Les pauses silencieuses d’hésitation, quant à elles, tendent à être distribuées à
l'intérieur de syntagmes ou associées à des hésitations sonores. Ces pauses sont
étroitement liées à l'encodage et ont un rôle important dans les activités de
planification de la parole (Goldman-Eisler, 1968). Elles dépendent du degré de
spontanéité du message (Goldman-Eisler, 1968; Grosjean et Deschamps, 1973;
Kowal, O'Connell et Sabin, 1975, et O'Connell et Kowal, 1972). de la rareté du
mot et du niveau d'abstraction du mot (Beattie et Butterworth, 1979). Elles
apportent des informations précieuses sur l'acquisition des structures temporelles
de la langue maternelle (O' Connell et Kowal, 1972 ; Kowal, O'Connell et Sabin,
1975) ou étrangère (Duez et Le Douaron, 1991).
Les pauses ont aussi pour fonction de structurer l’énoncé. Elles font partie du
contour intonatif au même titre que la fréquence fondamentale, l'intensité et la
durée syllabique et vocalique (Dell, 1984; Karcevski, 1931; Rossi, 1981). Leur
durée et leur fréquence sont étroitement liées à l'organisation syntaxique de
l'énoncé (Cooper et Paccia-Cooper, 1980; Duez, 1982; Grosjean, Grosjean et
Lane, 1979; Gee et Grosjean, 1983; Goldman-Eisler, 1968). A la hiérarchie des
constituants correspond la hiérarchie des durées des pauses et des syllabes
finales (Cooper et Paccia-Cooper, 1980; Selkirk, 1984).

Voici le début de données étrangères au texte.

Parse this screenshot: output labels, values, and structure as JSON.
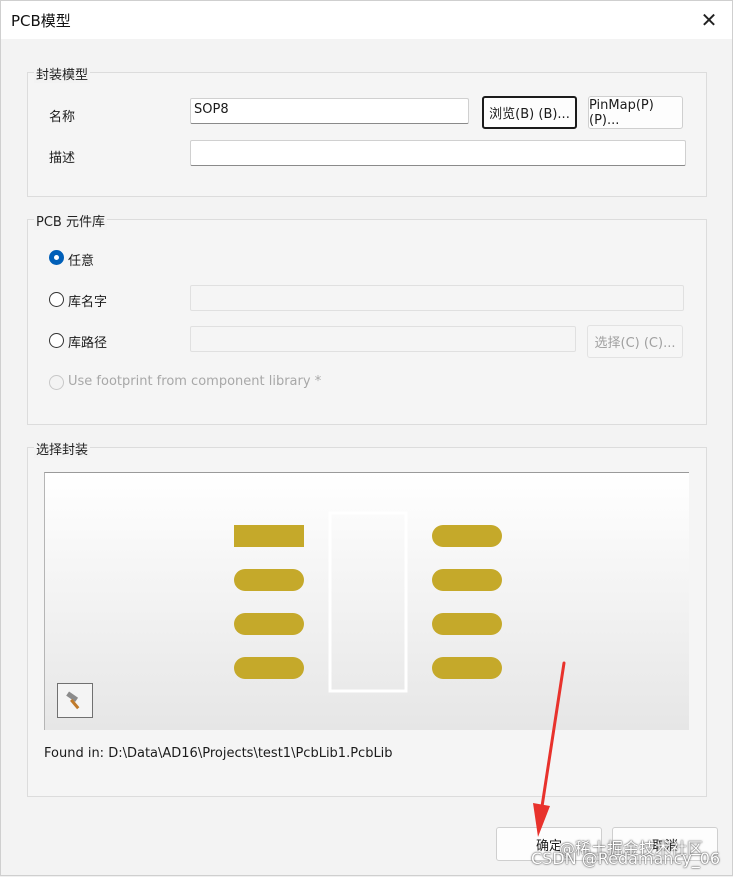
{
  "window": {
    "title": "PCB模型",
    "close_glyph": "✕"
  },
  "footprint_model": {
    "legend": "封装模型",
    "name_label": "名称",
    "name_value": "SOP8",
    "browse_button": "浏览(B) (B)...",
    "pinmap_button": "PinMap(P) (P)...",
    "desc_label": "描述",
    "desc_value": ""
  },
  "pcb_library": {
    "legend": "PCB 元件库",
    "options": [
      {
        "label": "任意",
        "checked": true,
        "disabled": false
      },
      {
        "label": "库名字",
        "checked": false,
        "disabled": false
      },
      {
        "label": "库路径",
        "checked": false,
        "disabled": false
      },
      {
        "label": "Use footprint from component library *",
        "checked": false,
        "disabled": true
      }
    ],
    "lib_name_value": "",
    "lib_path_value": "",
    "choose_button": "选择(C) (C)..."
  },
  "select_footprint": {
    "legend": "选择封装",
    "found_in": "Found in:  D:\\Data\\AD16\\Projects\\test1\\PcbLib1.PcbLib",
    "pad_color": "#c5a92a",
    "tool_icon": "hammer-icon"
  },
  "footer": {
    "ok_button": "确定",
    "cancel_button": "取消"
  },
  "watermarks": [
    "@稀土掘金技术社区",
    "CSDN @Redamancy_06"
  ]
}
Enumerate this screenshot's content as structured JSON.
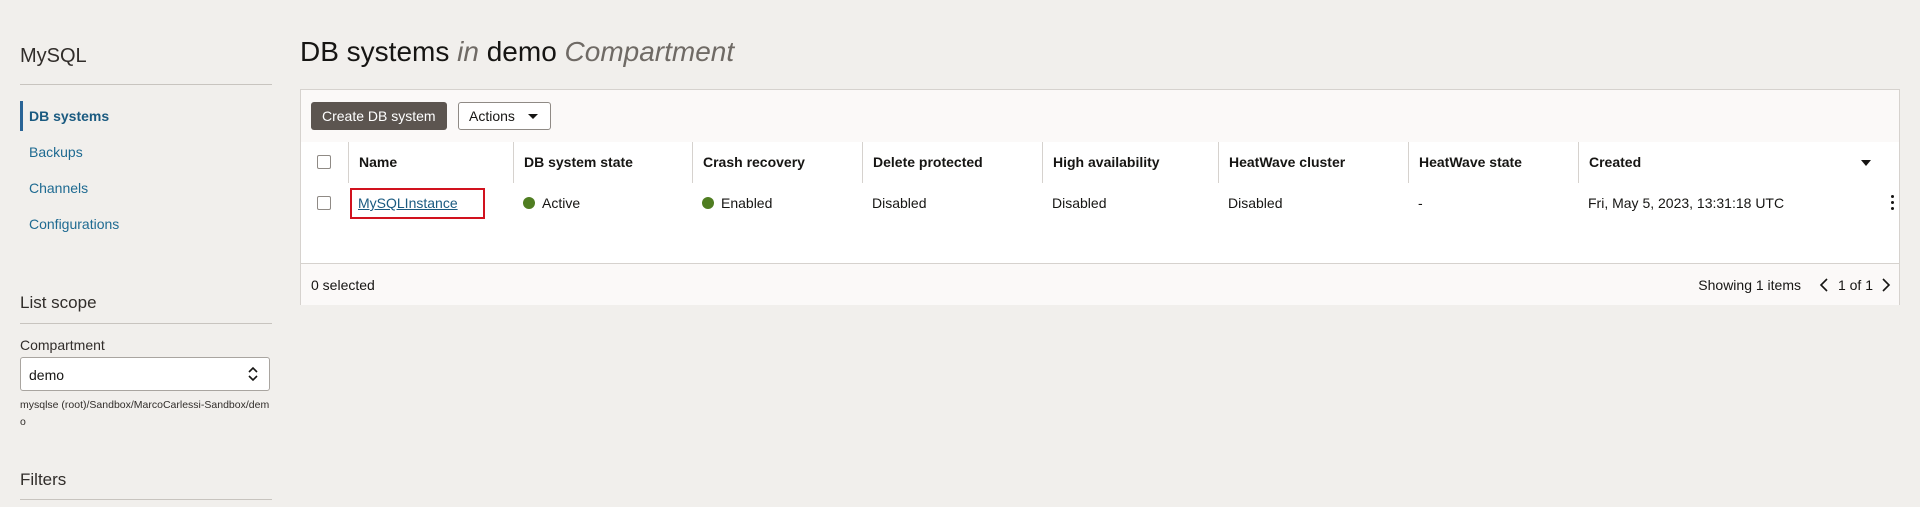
{
  "sidebar": {
    "title": "MySQL",
    "nav": [
      {
        "label": "DB systems",
        "active": true
      },
      {
        "label": "Backups",
        "active": false
      },
      {
        "label": "Channels",
        "active": false
      },
      {
        "label": "Configurations",
        "active": false
      }
    ],
    "list_scope": {
      "heading": "List scope",
      "compartment_label": "Compartment",
      "compartment_value": "demo",
      "compartment_path": "mysqlse (root)/Sandbox/MarcoCarlessi-Sandbox/demo"
    },
    "filters_heading": "Filters"
  },
  "header": {
    "title_main": "DB systems",
    "title_in": "in",
    "title_compartment": "demo",
    "title_suffix": "Compartment"
  },
  "toolbar": {
    "create_label": "Create DB system",
    "actions_label": "Actions"
  },
  "table": {
    "columns": [
      "Name",
      "DB system state",
      "Crash recovery",
      "Delete protected",
      "High availability",
      "HeatWave cluster",
      "HeatWave state",
      "Created"
    ],
    "rows": [
      {
        "name": "MySQLInstance",
        "state": "Active",
        "crash_recovery": "Enabled",
        "delete_protected": "Disabled",
        "high_availability": "Disabled",
        "heatwave_cluster": "Disabled",
        "heatwave_state": "-",
        "created": "Fri, May 5, 2023, 13:31:18 UTC"
      }
    ]
  },
  "footer": {
    "selected": "0 selected",
    "showing": "Showing 1 items",
    "page": "1 of 1"
  },
  "colors": {
    "status_green": "#4f7d21",
    "link": "#1a5a80",
    "highlight_border": "#d1121e",
    "primary_button": "#5c5550"
  }
}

La durée, la fréquence et la distribution et la fonction des pauses dépendent
aussi du style du message. Les pauses d’hésitation sont fréquentes dans les
messages spontanés. Dans les messages dits en public, pas ou peu d’hésitation,
mais des pauses grammaticales ou stylistiques fréquentes et longues (Voir pour
le français les travaux de Duez, 1982, 1991; Grosjean et Deschamps; Lucci,
1983). Distribuées aux frontières syntaxiques, ces pauses permettent d'atteindre à
une communication idéale (Goldman-Eisler (1968). Localisées à l'intérieur d'un
syntagme, elles sont inattendues et donnent au mot qu'elles précèdent son poids
sémantique maximum. Ces pauses sont aussi appelées pauses ‘rhétoriques’.
Au sein d’un même style de parole, on peut observer des différences dans la
durée et la fréquence des pauses. Ces différences peuvent être liées à la
personnalité du locuteur (Scherer, 1979a), et à son état psychologique (1979b).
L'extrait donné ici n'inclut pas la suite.